Résigné à son infortune, Sibus se livre à l’opérateur, non sans faire la grimace. « La douleur qu’il sentoit estoit si forte qu’elle luy faisoit à tous momens oublier sa résolution. Il se roidissoit contre son charlatan, il s’écrioit, reculant la teste en arrière ; puis, quand l’autre avait été contraint de le lascher : « Ouf ! continuoit-il, portant la main à sa joue et crachant le sang, ouf ! il ne m’a point fait de mal ! »

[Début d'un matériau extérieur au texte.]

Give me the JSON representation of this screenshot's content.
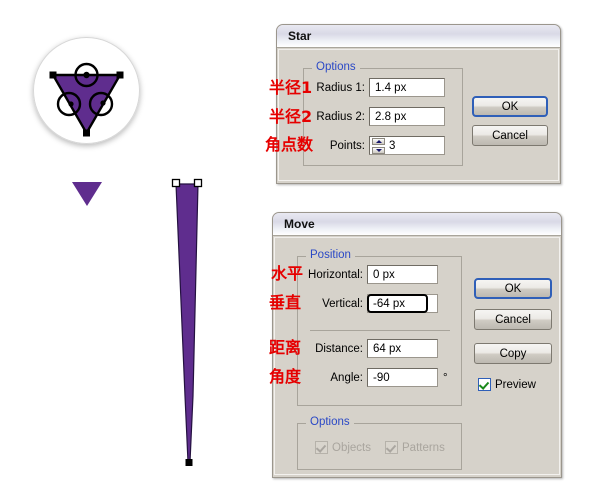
{
  "canvas": {
    "background": "#ffffff",
    "artwork": {
      "purple": "#5f2d8e",
      "outline": "#000000",
      "preview_circle_name": "star-tool-preview",
      "small_triangle_name": "small-purple-triangle",
      "spire_name": "elongated-purple-spire"
    }
  },
  "star_dialog": {
    "title": "Star",
    "group_legend": "Options",
    "fields": [
      {
        "label": "Radius 1:",
        "value": "1.4 px",
        "annotation": "半径1"
      },
      {
        "label": "Radius 2:",
        "value": "2.8 px",
        "annotation": "半径2"
      },
      {
        "label": "Points:",
        "value": "3",
        "annotation": "角点数"
      }
    ],
    "buttons": {
      "ok": "OK",
      "cancel": "Cancel"
    }
  },
  "move_dialog": {
    "title": "Move",
    "position_legend": "Position",
    "options_legend": "Options",
    "fields": [
      {
        "label": "Horizontal:",
        "value": "0 px",
        "annotation": "水平"
      },
      {
        "label": "Vertical:",
        "value": "-64 px",
        "annotation": "垂直"
      },
      {
        "label": "Distance:",
        "value": "64 px",
        "annotation": "距离"
      },
      {
        "label": "Angle:",
        "value": "-90",
        "annotation": "角度",
        "unit": "°"
      }
    ],
    "buttons": {
      "ok": "OK",
      "cancel": "Cancel",
      "copy": "Copy"
    },
    "preview": {
      "label": "Preview",
      "checked": true
    },
    "options": [
      {
        "label": "Objects",
        "checked": true,
        "disabled": true
      },
      {
        "label": "Patterns",
        "checked": true,
        "disabled": true
      }
    ]
  },
  "colors": {
    "dialog_face": "#d6d2ca",
    "legend_blue": "#2b49c6",
    "annotation_red": "#e60000",
    "accent_blue": "#2f5fb8",
    "check_green": "#1a8a1a"
  }
}
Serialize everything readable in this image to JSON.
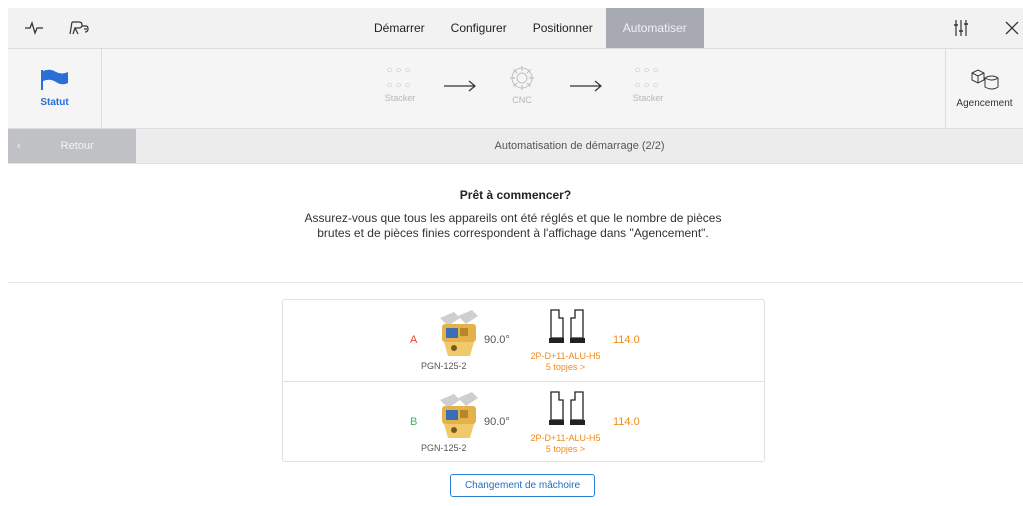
{
  "topbar": {
    "tabs": [
      {
        "label": "Démarrer",
        "active": false
      },
      {
        "label": "Configurer",
        "active": false
      },
      {
        "label": "Positionner",
        "active": false
      },
      {
        "label": "Automatiser",
        "active": true
      }
    ],
    "icons": [
      "pulse-icon",
      "robot-logo-icon",
      "sliders-icon",
      "close-icon"
    ]
  },
  "workflow": {
    "status_label": "Statut",
    "layout_label": "Agencement",
    "nodes": [
      {
        "label": "Stacker"
      },
      {
        "label": "CNC"
      },
      {
        "label": "Stacker"
      }
    ]
  },
  "backbar": {
    "back_label": "Retour",
    "title": "Automatisation de démarrage (2/2)"
  },
  "intro": {
    "title": "Prêt à commencer?",
    "text": "Assurez-vous que tous les appareils ont été réglés et que le nombre de pièces brutes et de pièces finies correspondent à l'affichage dans \"Agencement\"."
  },
  "grippers": [
    {
      "letter": "A",
      "letter_color": "#e8442f",
      "angle": "90.0°",
      "model": "PGN-125-2",
      "jaw": "2P-D+11-ALU-H5",
      "jaw_count": "5 topjes >",
      "height": "114.0"
    },
    {
      "letter": "B",
      "letter_color": "#3cb55a",
      "angle": "90.0°",
      "model": "PGN-125-2",
      "jaw": "2P-D+11-ALU-H5",
      "jaw_count": "5 topjes >",
      "height": "114.0"
    }
  ],
  "change_button": "Changement de mâchoire",
  "colors": {
    "accent": "#2a7fd4",
    "orange": "#f08a1a",
    "active_tab": "#a7aab3"
  }
}
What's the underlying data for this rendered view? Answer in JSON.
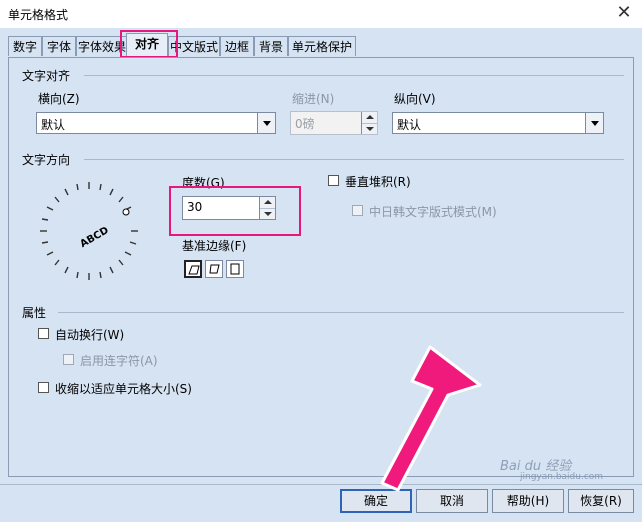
{
  "window": {
    "title": "单元格格式",
    "close_glyph": "✕"
  },
  "tabs": [
    {
      "label": "数字",
      "active": false
    },
    {
      "label": "字体",
      "active": false
    },
    {
      "label": "字体效果",
      "active": false
    },
    {
      "label": "对齐",
      "active": true
    },
    {
      "label": "中文版式",
      "active": false
    },
    {
      "label": "边框",
      "active": false
    },
    {
      "label": "背景",
      "active": false
    },
    {
      "label": "单元格保护",
      "active": false
    }
  ],
  "text_alignment": {
    "section_title": "文字对齐",
    "horizontal": {
      "label": "横向(Z)",
      "value": "默认"
    },
    "indent": {
      "label": "缩进(N)",
      "value": "0磅"
    },
    "vertical": {
      "label": "纵向(V)",
      "value": "默认"
    }
  },
  "text_direction": {
    "section_title": "文字方向",
    "dial_text": "ABCD",
    "degrees": {
      "label": "度数(G)",
      "value": "30"
    },
    "reference_edge_label": "基准边缘(F)",
    "stacked_vertically": {
      "label": "垂直堆积(R)",
      "checked": false
    },
    "asian_layout": {
      "label": "中日韩文字版式模式(M)",
      "checked": false
    }
  },
  "properties": {
    "section_title": "属性",
    "wrap_text": {
      "label": "自动换行(W)",
      "checked": false
    },
    "hyphenation": {
      "label": "启用连字符(A)",
      "checked": false
    },
    "shrink_to_fit": {
      "label": "收缩以适应单元格大小(S)",
      "checked": false
    }
  },
  "buttons": {
    "ok": "确定",
    "cancel": "取消",
    "help": "帮助(H)",
    "reset": "恢复(R)"
  },
  "watermark": {
    "text": "Bai du 经验",
    "url": "jingyan.baidu.com"
  },
  "colors": {
    "highlight": "#e6187e",
    "dialog_bg": "#d6e3f3"
  }
}
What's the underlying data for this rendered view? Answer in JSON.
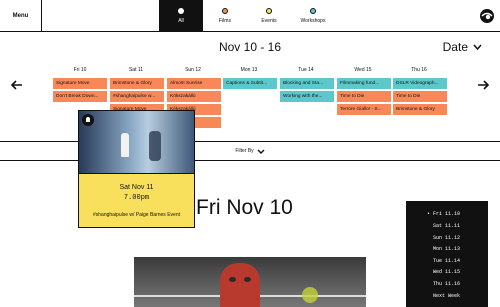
{
  "nav": {
    "menu_label": "Menu",
    "categories": [
      {
        "label": "All",
        "color": "#ffffff",
        "active": true
      },
      {
        "label": "Films",
        "color": "#f88858",
        "active": false
      },
      {
        "label": "Events",
        "color": "#f9e05c",
        "active": false
      },
      {
        "label": "Workshops",
        "color": "#5cc8cc",
        "active": false
      }
    ],
    "logo_icon": "eye-logo-icon"
  },
  "week": {
    "title": "Nov 10 - 16",
    "date_select_label": "Date",
    "prev_icon": "arrow-left-icon",
    "next_icon": "arrow-right-icon"
  },
  "days": [
    "Fri 10",
    "Sat 11",
    "Sun 12",
    "Mon 13",
    "Tue 14",
    "Wed 15",
    "Thu 16"
  ],
  "events": {
    "fri": [
      "Signature Move",
      "Don't Break Down..."
    ],
    "sat": [
      "Brimstone & Glory",
      "#shanghaipulse w...",
      "Signature Move"
    ],
    "sun": [
      "Almost Sunrise",
      "Kökszakállú",
      "Kékszakállú",
      "...tory -..."
    ],
    "mon": [
      "Captions & Subtit..."
    ],
    "tue": [
      "Blocking and Sta...",
      "Working with the..."
    ],
    "wed": [
      "Filmmaking fund...",
      "Time to Die",
      "Terrore Giallo! - S..."
    ],
    "thu": [
      "DSLR Videograph...",
      "Time to Die",
      "Brimstone & Glory"
    ]
  },
  "popup": {
    "date": "Sat Nov 11",
    "time": "7.00pm",
    "title": "#shanghaipulse w/ Paige Barnes Event",
    "badge_icon": "user-icon"
  },
  "filter": {
    "label": "Filter By",
    "icon": "chevron-down-icon"
  },
  "day_heading": "Fri Nov 10",
  "side_dates": [
    "Fri 11.10",
    "Sat 11.11",
    "Sun 11.12",
    "Mon 11.13",
    "Tue 11.14",
    "Wed 11.15",
    "Thu 11.16",
    "Next Week"
  ]
}
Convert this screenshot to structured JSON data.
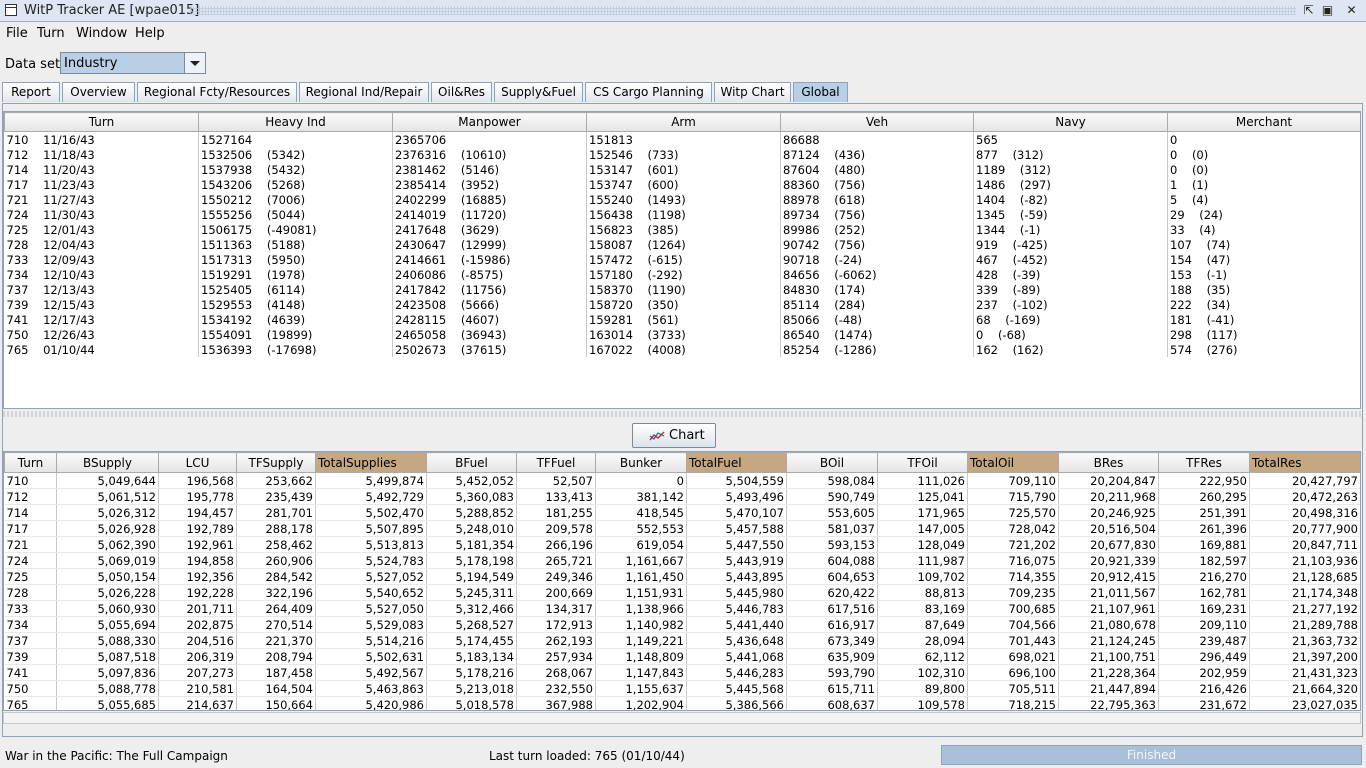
{
  "window": {
    "title": "WitP Tracker AE [wpae015]"
  },
  "menu": [
    "File",
    "Turn",
    "Window",
    "Help"
  ],
  "dataset": {
    "label": "Data set:",
    "value": "Industry"
  },
  "tabs": [
    "Report",
    "Overview",
    "Regional Fcty/Resources",
    "Regional Ind/Repair",
    "Oil&Res",
    "Supply&Fuel",
    "CS Cargo Planning",
    "Witp Chart",
    "Global"
  ],
  "active_tab": "Global",
  "top_table": {
    "columns": [
      "Turn",
      "Heavy Ind",
      "Manpower",
      "Arm",
      "Veh",
      "Navy",
      "Merchant"
    ],
    "rows": [
      [
        "710    11/16/43",
        "1527164",
        "2365706",
        "151813",
        "86688",
        "565",
        "0"
      ],
      [
        "712    11/18/43",
        "1532506    (5342)",
        "2376316    (10610)",
        "152546    (733)",
        "87124    (436)",
        "877    (312)",
        "0    (0)"
      ],
      [
        "714    11/20/43",
        "1537938    (5432)",
        "2381462    (5146)",
        "153147    (601)",
        "87604    (480)",
        "1189    (312)",
        "0    (0)"
      ],
      [
        "717    11/23/43",
        "1543206    (5268)",
        "2385414    (3952)",
        "153747    (600)",
        "88360    (756)",
        "1486    (297)",
        "1    (1)"
      ],
      [
        "721    11/27/43",
        "1550212    (7006)",
        "2402299    (16885)",
        "155240    (1493)",
        "88978    (618)",
        "1404    (-82)",
        "5    (4)"
      ],
      [
        "724    11/30/43",
        "1555256    (5044)",
        "2414019    (11720)",
        "156438    (1198)",
        "89734    (756)",
        "1345    (-59)",
        "29    (24)"
      ],
      [
        "725    12/01/43",
        "1506175    (-49081)",
        "2417648    (3629)",
        "156823    (385)",
        "89986    (252)",
        "1344    (-1)",
        "33    (4)"
      ],
      [
        "728    12/04/43",
        "1511363    (5188)",
        "2430647    (12999)",
        "158087    (1264)",
        "90742    (756)",
        "919    (-425)",
        "107    (74)"
      ],
      [
        "733    12/09/43",
        "1517313    (5950)",
        "2414661    (-15986)",
        "157472    (-615)",
        "90718    (-24)",
        "467    (-452)",
        "154    (47)"
      ],
      [
        "734    12/10/43",
        "1519291    (1978)",
        "2406086    (-8575)",
        "157180    (-292)",
        "84656    (-6062)",
        "428    (-39)",
        "153    (-1)"
      ],
      [
        "737    12/13/43",
        "1525405    (6114)",
        "2417842    (11756)",
        "158370    (1190)",
        "84830    (174)",
        "339    (-89)",
        "188    (35)"
      ],
      [
        "739    12/15/43",
        "1529553    (4148)",
        "2423508    (5666)",
        "158720    (350)",
        "85114    (284)",
        "237    (-102)",
        "222    (34)"
      ],
      [
        "741    12/17/43",
        "1534192    (4639)",
        "2428115    (4607)",
        "159281    (561)",
        "85066    (-48)",
        "68    (-169)",
        "181    (-41)"
      ],
      [
        "750    12/26/43",
        "1554091    (19899)",
        "2465058    (36943)",
        "163014    (3733)",
        "86540    (1474)",
        "0    (-68)",
        "298    (117)"
      ],
      [
        "765    01/10/44",
        "1536393    (-17698)",
        "2502673    (37615)",
        "167022    (4008)",
        "85254    (-1286)",
        "162    (162)",
        "574    (276)"
      ]
    ]
  },
  "chart_button": {
    "label": "Chart"
  },
  "bottom_table": {
    "columns": [
      "Turn",
      "BSupply",
      "LCU",
      "TFSupply",
      "TotalSupplies",
      "BFuel",
      "TFFuel",
      "Bunker",
      "TotalFuel",
      "BOil",
      "TFOil",
      "TotalOil",
      "BRes",
      "TFRes",
      "TotalRes"
    ],
    "highlight_columns": [
      "TotalSupplies",
      "TotalFuel",
      "TotalOil",
      "TotalRes"
    ],
    "highlight_color": "#c5a882",
    "rows": [
      [
        "710",
        "5,049,644",
        "196,568",
        "253,662",
        "5,499,874",
        "5,452,052",
        "52,507",
        "0",
        "5,504,559",
        "598,084",
        "111,026",
        "709,110",
        "20,204,847",
        "222,950",
        "20,427,797"
      ],
      [
        "712",
        "5,061,512",
        "195,778",
        "235,439",
        "5,492,729",
        "5,360,083",
        "133,413",
        "381,142",
        "5,493,496",
        "590,749",
        "125,041",
        "715,790",
        "20,211,968",
        "260,295",
        "20,472,263"
      ],
      [
        "714",
        "5,026,312",
        "194,457",
        "281,701",
        "5,502,470",
        "5,288,852",
        "181,255",
        "418,545",
        "5,470,107",
        "553,605",
        "171,965",
        "725,570",
        "20,246,925",
        "251,391",
        "20,498,316"
      ],
      [
        "717",
        "5,026,928",
        "192,789",
        "288,178",
        "5,507,895",
        "5,248,010",
        "209,578",
        "552,553",
        "5,457,588",
        "581,037",
        "147,005",
        "728,042",
        "20,516,504",
        "261,396",
        "20,777,900"
      ],
      [
        "721",
        "5,062,390",
        "192,961",
        "258,462",
        "5,513,813",
        "5,181,354",
        "266,196",
        "619,054",
        "5,447,550",
        "593,153",
        "128,049",
        "721,202",
        "20,677,830",
        "169,881",
        "20,847,711"
      ],
      [
        "724",
        "5,069,019",
        "194,858",
        "260,906",
        "5,524,783",
        "5,178,198",
        "265,721",
        "1,161,667",
        "5,443,919",
        "604,088",
        "111,987",
        "716,075",
        "20,921,339",
        "182,597",
        "21,103,936"
      ],
      [
        "725",
        "5,050,154",
        "192,356",
        "284,542",
        "5,527,052",
        "5,194,549",
        "249,346",
        "1,161,450",
        "5,443,895",
        "604,653",
        "109,702",
        "714,355",
        "20,912,415",
        "216,270",
        "21,128,685"
      ],
      [
        "728",
        "5,026,228",
        "192,228",
        "322,196",
        "5,540,652",
        "5,245,311",
        "200,669",
        "1,151,931",
        "5,445,980",
        "620,422",
        "88,813",
        "709,235",
        "21,011,567",
        "162,781",
        "21,174,348"
      ],
      [
        "733",
        "5,060,930",
        "201,711",
        "264,409",
        "5,527,050",
        "5,312,466",
        "134,317",
        "1,138,966",
        "5,446,783",
        "617,516",
        "83,169",
        "700,685",
        "21,107,961",
        "169,231",
        "21,277,192"
      ],
      [
        "734",
        "5,055,694",
        "202,875",
        "270,514",
        "5,529,083",
        "5,268,527",
        "172,913",
        "1,140,982",
        "5,441,440",
        "616,917",
        "87,649",
        "704,566",
        "21,080,678",
        "209,110",
        "21,289,788"
      ],
      [
        "737",
        "5,088,330",
        "204,516",
        "221,370",
        "5,514,216",
        "5,174,455",
        "262,193",
        "1,149,221",
        "5,436,648",
        "673,349",
        "28,094",
        "701,443",
        "21,124,245",
        "239,487",
        "21,363,732"
      ],
      [
        "739",
        "5,087,518",
        "206,319",
        "208,794",
        "5,502,631",
        "5,183,134",
        "257,934",
        "1,148,809",
        "5,441,068",
        "635,909",
        "62,112",
        "698,021",
        "21,100,751",
        "296,449",
        "21,397,200"
      ],
      [
        "741",
        "5,097,836",
        "207,273",
        "187,458",
        "5,492,567",
        "5,178,216",
        "268,067",
        "1,147,843",
        "5,446,283",
        "593,790",
        "102,310",
        "696,100",
        "21,228,364",
        "202,959",
        "21,431,323"
      ],
      [
        "750",
        "5,088,778",
        "210,581",
        "164,504",
        "5,463,863",
        "5,213,018",
        "232,550",
        "1,155,637",
        "5,445,568",
        "615,711",
        "89,800",
        "705,511",
        "21,447,894",
        "216,426",
        "21,664,320"
      ],
      [
        "765",
        "5,055,685",
        "214,637",
        "150,664",
        "5,420,986",
        "5,018,578",
        "367,988",
        "1,202,904",
        "5,386,566",
        "608,637",
        "109,578",
        "718,215",
        "22,795,363",
        "231,672",
        "23,027,035"
      ]
    ]
  },
  "status": {
    "left": "War in the Pacific: The Full Campaign",
    "middle": "Last turn loaded: 765 (01/10/44)",
    "progress_label": "Finished",
    "progress_fraction": 1.0
  }
}
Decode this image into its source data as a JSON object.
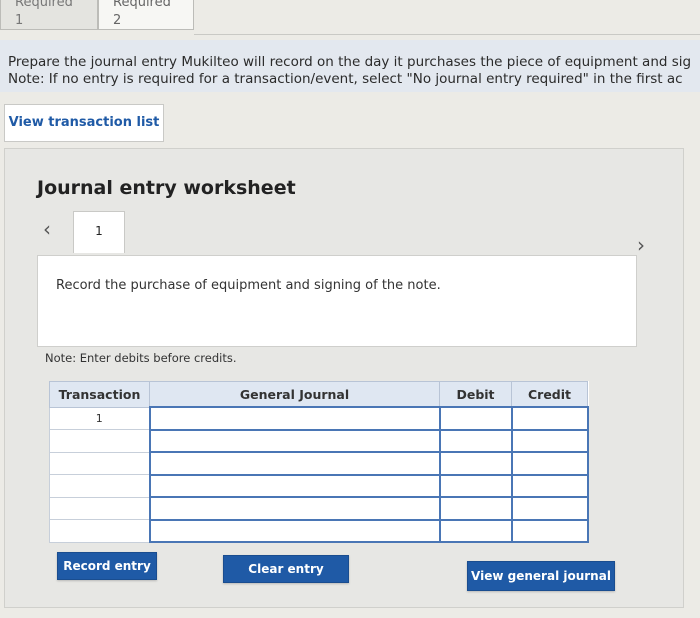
{
  "tabs": [
    {
      "label": "Required 1"
    },
    {
      "label": "Required 2"
    }
  ],
  "instructions": {
    "line1": "Prepare the journal entry Mukilteo will record on the day it purchases the piece of equipment and sig",
    "line2": "Note: If no entry is required for a transaction/event, select \"No journal entry required\" in the first ac"
  },
  "view_transaction_list_label": "View transaction list",
  "worksheet": {
    "title": "Journal entry worksheet",
    "current_tab": "1",
    "prev_icon": "chevron-left-icon",
    "next_icon": "chevron-right-icon",
    "description": "Record the purchase of equipment and signing of the note.",
    "note": "Note: Enter debits before credits."
  },
  "table": {
    "headers": [
      "Transaction",
      "General Journal",
      "Debit",
      "Credit"
    ],
    "rows": [
      {
        "transaction": "1",
        "general_journal": "",
        "debit": "",
        "credit": ""
      },
      {
        "transaction": "",
        "general_journal": "",
        "debit": "",
        "credit": ""
      },
      {
        "transaction": "",
        "general_journal": "",
        "debit": "",
        "credit": ""
      },
      {
        "transaction": "",
        "general_journal": "",
        "debit": "",
        "credit": ""
      },
      {
        "transaction": "",
        "general_journal": "",
        "debit": "",
        "credit": ""
      },
      {
        "transaction": "",
        "general_journal": "",
        "debit": "",
        "credit": ""
      }
    ]
  },
  "buttons": {
    "record_entry": "Record entry",
    "clear_entry": "Clear entry",
    "view_general_journal": "View general journal"
  },
  "colors": {
    "primary_button": "#1f5aa6",
    "table_header": "#dfe7f2",
    "input_border": "#4a76b5"
  }
}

Comment pouvait-on le croire, lorsqu’on voyait cet homme « les larmes aux yeux, vomissant le sang par la bouche, s’écriant comme un perdu ?… Aussi quoiqu’il en dit, y avoit-il peu d’apparence que le charlatan luy-mesme, au lieu de deux dents qu’il avoit mises en son marché, ne luy en voulut arracher qu’une ».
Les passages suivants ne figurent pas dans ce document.